De todos os deslocados que foram encaminhados para a ajuda psicológica, é este o caso que menos me preocupa. Às vezes, durante a conversa que mantenho com ela, consegue ser jovial. Há momentos, porém, em que se lhe turba o brilho dos olhos e as rugas do rosto, em que quase não se repara, conferem-lhe uma inesperada expressão de melancolia. É nestes momentos que sinto tocar a zona escura da sua alma.
Escuto-a. Conta-me coisas antigas dos seus tempos de moça, quando era a mulher mais formosa da aldeia e não havia homem que, perante si, ousasse ficar indiferente. Tempos difíceis para quem, como ela, trabalhava nos campos. Uns emigravam, outros, para não se afundarem na miséria, desenvolviam as mais variadas estratégias de sobrevivência. Ester saiu de casa dos pais e foi viver por conta de um poderoso senhor da cidade, um homem que mandava nas polícias de todo o distrito, guardador da ordem pública e dos silentes rebanhos de gente.

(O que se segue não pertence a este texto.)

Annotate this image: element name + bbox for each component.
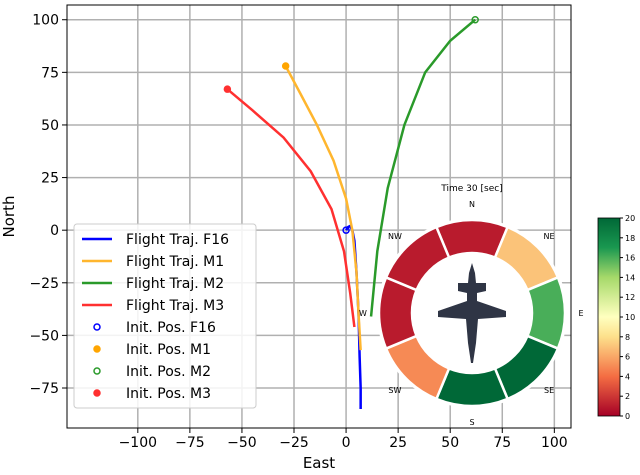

Houve um período, porém, em que alastraram as reivindicações dos trabalhadores. No surto das greves, os homens e as mulheres ficavam em casa sem sair para os campos, as sementeiras a perderem-se pela renúncia dos braços. Era então que a Guarda procurava os desertores nos lugarejos ou nos tugúrios isolados onde viviam, metia-os em camionetas de caixa aberta à força do poder das espingardas e entregava-os nas terras dos senhores que ansiosamente esperavam pelos seus braços de aluguer. Ester acompanhou tudo da gaiola doirada onde vivia, serva e rainha na casa do poderoso senhor, e quando saiu a ordem para a detenção dos cabecilhas da revolta, correu a avisá-los, para que não os alcançasse o braço da lei. Salvou os perseguidos, mas perdeu-se a ela.

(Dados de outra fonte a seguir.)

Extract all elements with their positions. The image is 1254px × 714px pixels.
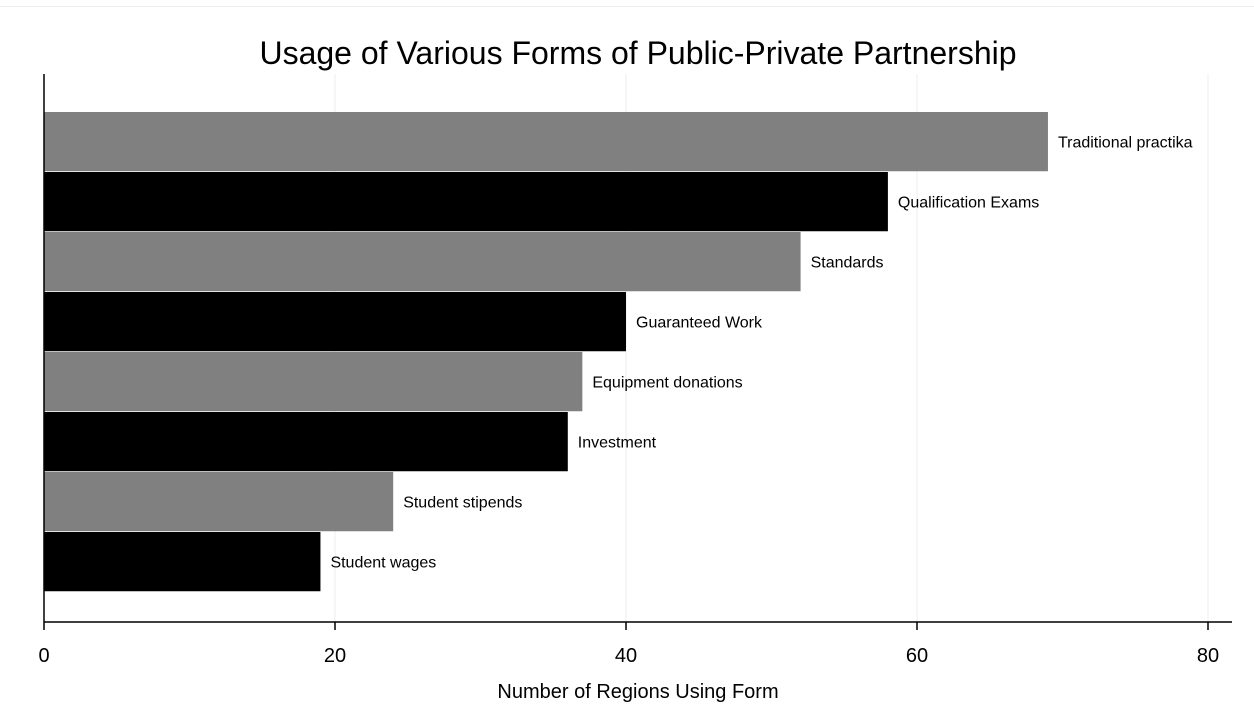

Ao longo das sessões, venho notando que evita falar dos seus problemas, razão por que vem, semanalmente, ao meu gabinete. Pergunto-lhe o que pensa da nova aldeia, do canal de televisão e dos serviços de apoio do empreendimento, tento pegar no infeliz episódio da destruição do televisor, mas ela torneia as minhas questões. Responde-me evasivamente e, quando menos se espera, já se afunda no pélago das memórias. Memórias de água, diz-me em certo momento, e eu sinto que não posso insistir mais, que tenho de ouvir as suas recordações até ao último minuto da sessão, e que essa será a única forma de a poder ajudar.

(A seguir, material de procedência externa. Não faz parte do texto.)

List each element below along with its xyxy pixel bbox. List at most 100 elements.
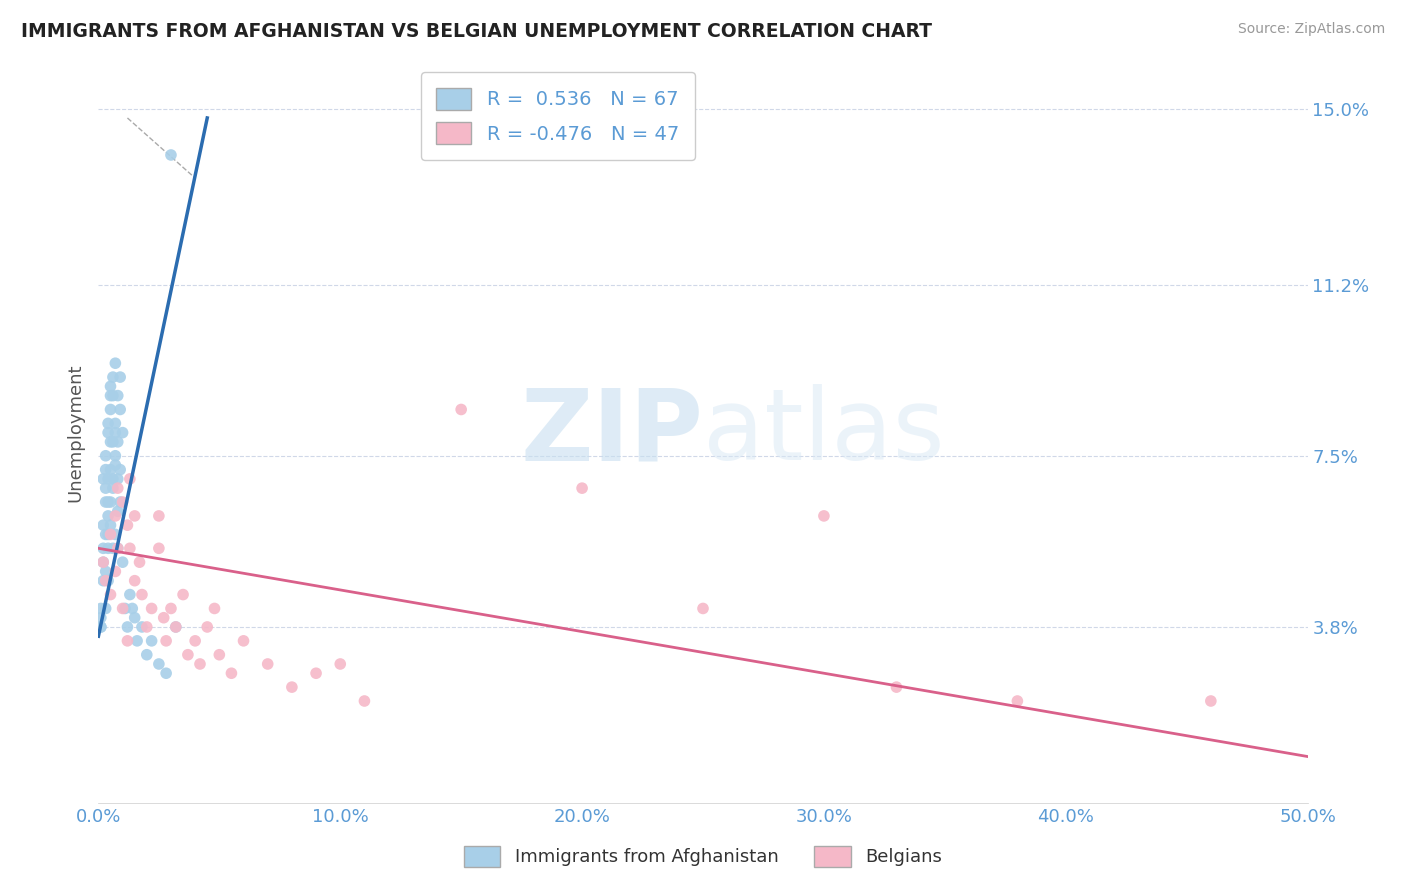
Point	[111, 555, 134, 569]
Point	[108, 495, 131, 509]
Point	[108, 370, 131, 384]
Text: Source: ZipAtlas.com: Source: ZipAtlas.com	[1237, 22, 1385, 37]
Point	[97, 541, 120, 556]
Point	[107, 541, 129, 556]
Point	[97, 495, 120, 509]
Point	[97, 472, 120, 486]
Point	[221, 666, 243, 681]
Point	[104, 458, 127, 472]
Point	[118, 472, 141, 486]
Point	[104, 356, 127, 370]
Point	[165, 620, 187, 634]
Point	[104, 508, 127, 523]
Point	[111, 495, 134, 509]
Point	[232, 633, 254, 648]
Point	[107, 481, 129, 495]
Point	[94, 481, 117, 495]
Point	[117, 620, 139, 634]
Point	[90, 610, 112, 624]
Point	[141, 601, 163, 615]
Point	[117, 633, 139, 648]
Point	[107, 434, 129, 449]
Point	[104, 565, 127, 579]
Point	[94, 574, 117, 588]
Point	[131, 620, 153, 634]
Point	[152, 610, 174, 624]
Point	[124, 508, 146, 523]
Point	[101, 434, 124, 449]
Point	[692, 601, 714, 615]
Point	[90, 620, 112, 634]
Point	[91, 472, 114, 486]
Point	[90, 601, 112, 615]
Point	[256, 657, 278, 671]
Text: IMMIGRANTS FROM AFGHANISTAN VS BELGIAN UNEMPLOYMENT CORRELATION CHART: IMMIGRANTS FROM AFGHANISTAN VS BELGIAN U…	[21, 22, 932, 41]
Legend: R =  0.536   N = 67, R = -0.476   N = 47: R = 0.536 N = 67, R = -0.476 N = 47	[420, 72, 695, 160]
Point	[195, 620, 218, 634]
Point	[94, 527, 117, 541]
Point	[135, 648, 157, 662]
Point	[100, 434, 122, 449]
Point	[111, 601, 134, 615]
Point	[281, 680, 304, 694]
Point	[104, 425, 127, 440]
Point	[94, 495, 117, 509]
Point	[329, 657, 352, 671]
Point	[90, 620, 112, 634]
Point	[124, 574, 146, 588]
Point	[886, 680, 908, 694]
Point	[108, 462, 131, 476]
Point	[101, 389, 124, 403]
Point	[94, 601, 117, 615]
Point	[97, 425, 120, 440]
Point	[124, 610, 146, 624]
Point	[101, 541, 124, 556]
Point	[155, 666, 177, 681]
Point	[100, 379, 122, 393]
Point	[111, 425, 134, 440]
Point	[107, 472, 129, 486]
Point	[100, 518, 122, 533]
Point	[91, 541, 114, 556]
Point	[305, 666, 328, 681]
Point	[104, 449, 127, 463]
Point	[101, 472, 124, 486]
Point	[101, 370, 124, 384]
Point	[172, 588, 194, 602]
Point	[128, 555, 150, 569]
Point	[177, 648, 200, 662]
Point	[104, 527, 127, 541]
Point	[813, 508, 835, 523]
Text: atlas: atlas	[703, 384, 945, 481]
Point	[204, 601, 226, 615]
Point	[107, 541, 129, 556]
Y-axis label: Unemployment: Unemployment	[66, 363, 84, 502]
Point	[100, 527, 122, 541]
Point	[107, 504, 129, 518]
Point	[148, 657, 170, 671]
Point	[91, 555, 114, 569]
Point	[100, 462, 122, 476]
Point	[1007, 694, 1029, 708]
Point	[94, 462, 117, 476]
Point	[148, 508, 170, 523]
Point	[208, 648, 231, 662]
Point	[91, 555, 114, 569]
Point	[450, 402, 472, 417]
Point	[141, 633, 163, 648]
Point	[97, 508, 120, 523]
Point	[160, 601, 183, 615]
Point	[571, 481, 593, 495]
Point	[1199, 694, 1222, 708]
Point	[135, 620, 157, 634]
Point	[160, 148, 183, 162]
Point	[121, 601, 143, 615]
Point	[165, 620, 187, 634]
Point	[118, 588, 141, 602]
Point	[94, 449, 117, 463]
Point	[108, 402, 131, 417]
Point	[97, 527, 120, 541]
Legend: Immigrants from Afghanistan, Belgians: Immigrants from Afghanistan, Belgians	[457, 838, 949, 874]
Point	[117, 518, 139, 533]
Point	[107, 389, 129, 403]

Fala-me de Josué, de Jonas, de Daniel, do infeliz Jacob que se finou na incandescência de uma tarde de Verão, à hora em que se fazia sentir, em toda a plenitude, o rescendor único das estevas do campo. Faz-me recuar aos tempos em que eram todos jovens, antes, muito antes de lhes submergirem as vidas e os afectos numa massa de água sustida por um paredão de cimento com noventa metros de altura. Fala-me de Salomé, a que repousa no leito do lago por o marido ter recusado a trasladação dos seus restos mortais. Salomé, uma mulher nervosa e beata que fez um filho fora do casamento e que saiu da aldeia por não ter sido capaz de enfrentar a reprovação geral dos conterrâneos. Voltou mais tarde, sem a criança, a qual, segundo ela, teria morrido. Verdade? Mentira? Nunca se soube ao certo. Salomé morreria uns anos mais tarde, ainda jovem, de um mal na barriga.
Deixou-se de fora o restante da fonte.